Carbon tax ‘penalising’ people living in rural Donegal

THOSE living in rural Donegal do not have a choice when it comes to driving a diesel or petrol car, motorists have claimed.
Finance Minister Paschal Donohoe announced in last week’s budget that the carbon tax will increase by a further €7.50, bringing it up to €41 per tonne of carbon for some fuels.
In real time that saw the price of petrol rise by €1.28 for a 60 litre fill and diesel by €1.48 for the same amount.
But those living in less connected areas of Donegal say that in the absence of proper public transport, diesel and petrol vehicles are their only option.
Mary Teresa McBride recently moved home to Moville having spent ten years working in Africa.
“I drive a diesel car and I’m so dependent on it because we don’t have proper infrastructure,” said Ms McBride.
“For example here in Moville the bank has now closed so people have to travel to Carndonagh. Some of the services have moved into the Post Office but if you want to cash a cheque it can take up to a week.
“The point I’m making is that not only do we not have proper public transport, we are now being forced to make these additional journeys because they are closing services like our banks.”

Mary Teresa McBride who recently moved home to Moville after many years working in Africa.

Due to Covid Ms McBride has been working from home. But normally her job would entail travelling all over Ireland. She said that while she would be happy to support the carbon tax, she would only do so if the money raised was reinvested into rural counties like Donegal.
“I support carbon tax as I have witnessed the devastating impacts of climate change on some of the world’s poorest communities having worked over ten years in Africa.
“But enable me to have an alternative. If you want me to drive an electric car, make it affordable for me.”
Ms McBride said the mica redress scheme and green rebuilding of thousands of homes and properties in Donegal offers the Government a “massive opportunity to show rural Ireland it is committed to supporting communities to reduce their carbon emissions”.
“If we need to look at health and education then tax those who can afford it by introducing a new tax band or putting up corporate tax. But the carbon tax should be used solely to increase the availability of other green options like electric vehicles and retrofitting homes.”
John is 28 and from Inishowen. He explored the possibility of an electric vehicle in 2018 but found it beyond his financial capabilities.
“In terms of my circumstances, it just wasn’t realistic. Maybe if you were living in somewhere like Letterkenny you could make it work but for me the cost was the big thing.”
Having studied the climate crisis John said he wants to do what he can to protect the environment. But a lack of incentive such as parking to catch the bus makes buying into the green agenda very difficult.
“I live in a rural area and I understand that you can’t have a regular service running past your door every hour. Realistically you have to go to Letterkenny to get a decent connection and I do drive to Letterkenny on occasion. But the problem there is there is no all-day parking. It’s borderline scandalous because if there is one place in town that should have parking it’s the bus station.
“I know we need to make changes but let us be able to make those changes rather than just taxing us and saying ‘there you go, you’re taxed’.”
CARBON prices will increase over the next decade to help us reduce carbon dioxide emissions – every major party in the country agrees on this, including Sinn Féin, Fianna Fáil and Fine Gael. All of them were involved in the Joint Oireachtas Comittee on Climate Action that helped develop these rules. It is imperative that we reduce our carbon emissions in order to avoid catastrophic climate change. The UN’s IPCC report this year says we have less than a decade to do this. It is also imperative that we prioritise social justice as we decarbonise Ireland – that means making sure the most vulnerable are protected during the transition.

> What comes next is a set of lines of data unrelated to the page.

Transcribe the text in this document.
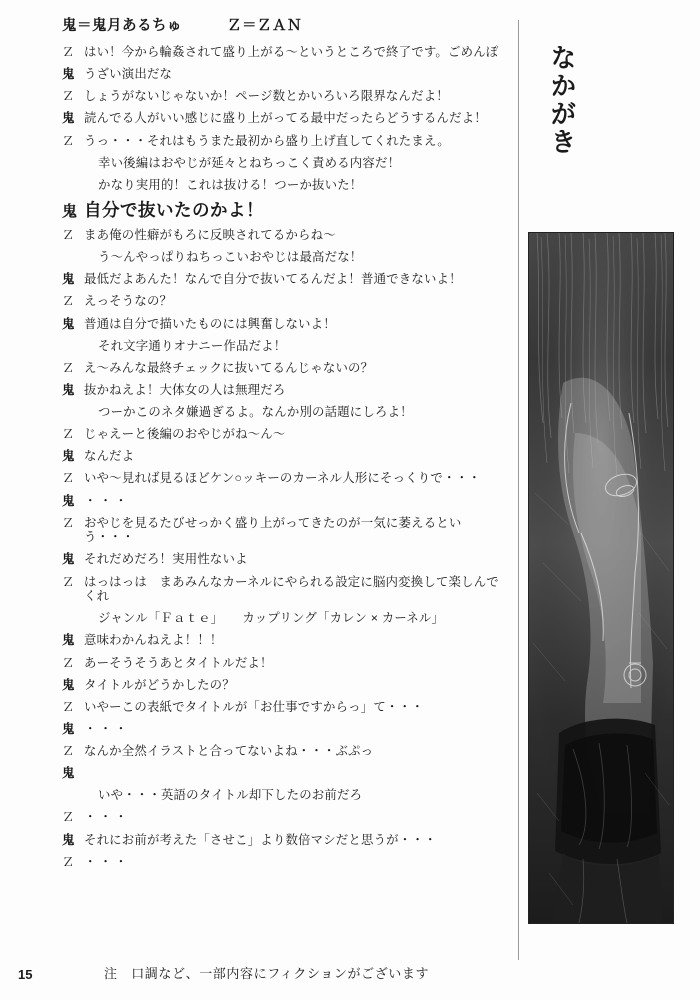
鬼＝鬼月あるちゅ　　　Ｚ＝ＺＡＮ
Ｚ はい！今から輪姦されて盛り上がる〜というところで終了です。ごめんぽ
鬼 うざい演出だな
Ｚ しょうがないじゃないか！ページ数とかいろいろ限界なんだよ！
鬼 読んでる人がいい感じに盛り上がってる最中だったらどうするんだよ！
Ｚ うっ・・・それはもうまた最初から盛り上げ直してくれたまえ。
幸い後編はおやじが延々とねちっこく責める内容だ！
かなり実用的！これは抜ける！つーか抜いた！
鬼 自分で抜いたのかよ！
Ｚ まあ俺の性癖がもろに反映されてるからね〜
う〜んやっぱりねちっこいおやじは最高だな！
鬼 最低だよあんた！なんで自分で抜いてるんだよ！普通できないよ！
Ｚ えっそうなの？
鬼 普通は自分で描いたものには興奮しないよ！
それ文字通りオナニー作品だよ！
Ｚ え〜みんな最終チェックに抜いてるんじゃないの？
鬼 抜かねえよ！大体女の人は無理だろ
つーかこのネタ嫌過ぎるよ。なんか別の話題にしろよ！
Ｚ じゃえーと後編のおやじがね〜ん〜
鬼 なんだよ
Ｚ いや〜見れば見るほどケン○ッキーのカーネル人形にそっくりで・・・
鬼 ・・・
Ｚ おやじを見るたびせっかく盛り上がってきたのが一気に萎えるという・・・
鬼 それだめだろ！実用性ないよ
Ｚ はっはっは　まあみんなカーネルにやられる設定に脳内変換して楽しんでくれ
ジャンル「Ｆａｔｅ」　　カップリング「カレン × カーネル」
鬼 意味わかんねえよ！！！
Ｚ あーそうそうあとタイトルだよ！
鬼 タイトルがどうかしたの？
Ｚ いやーこの表紙でタイトルが「お仕事ですからっ」て・・・
鬼 ・・・
Ｚ なんか全然イラストと合ってないよね・・・ぶぷっ
鬼
いや・・・英語のタイトル却下したのお前だろ
Ｚ ・・・
鬼 それにお前が考えた「させこ」より数倍マシだと思うが・・・
Ｚ ・・・
15	注　口調など、一部内容にフィクションがございます
なかがき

Michael White, chair of the Donegal branch of the Green Party.

The recent increase in diesel and petrol costs is driven by surging international demand after the pandemic, not by carbon tax. Carbon tax added only two cents per litre to the cost of diesel – or about €1.48 on filling a 60 litre tank.
The money raised by the carbon tax is ring-fenced to be applied to the 30 per-cent of our people on the lowest income, particularly people living on their own and people with children. The money from the tax is funnelled into the fuel allowance and the cost of retrofitting social housing. This means that those people on lower incomes will have lower fuel costs this year than they would without the carbon tax. And next year some of that tax money will also be applied to rural farming schemes too.
Regarding rural transport, the government will be announcing a major investment before Christmas in the ‘Connecting Ireland’ initiative, for which €300m has been provisionally allocated under the National Development Plan. This is essential – in the 2011 census almost of 16 per-cent of households in Donegal did not have access to a car. Additional investment in public and active transport will happen annually under the National Development Plan.
The context for this discussion is not urban versus rural, or climate action versus no change. Climate change is happening, it is accelerating, and it will affect rural counties like Donegal as much as urban areas in Dublin or Cork. The floods of 2017 were a warning of that.
To avoid the worst affects for ourselves and our children, we need to rapidly decarbonise our economy, and that process has started.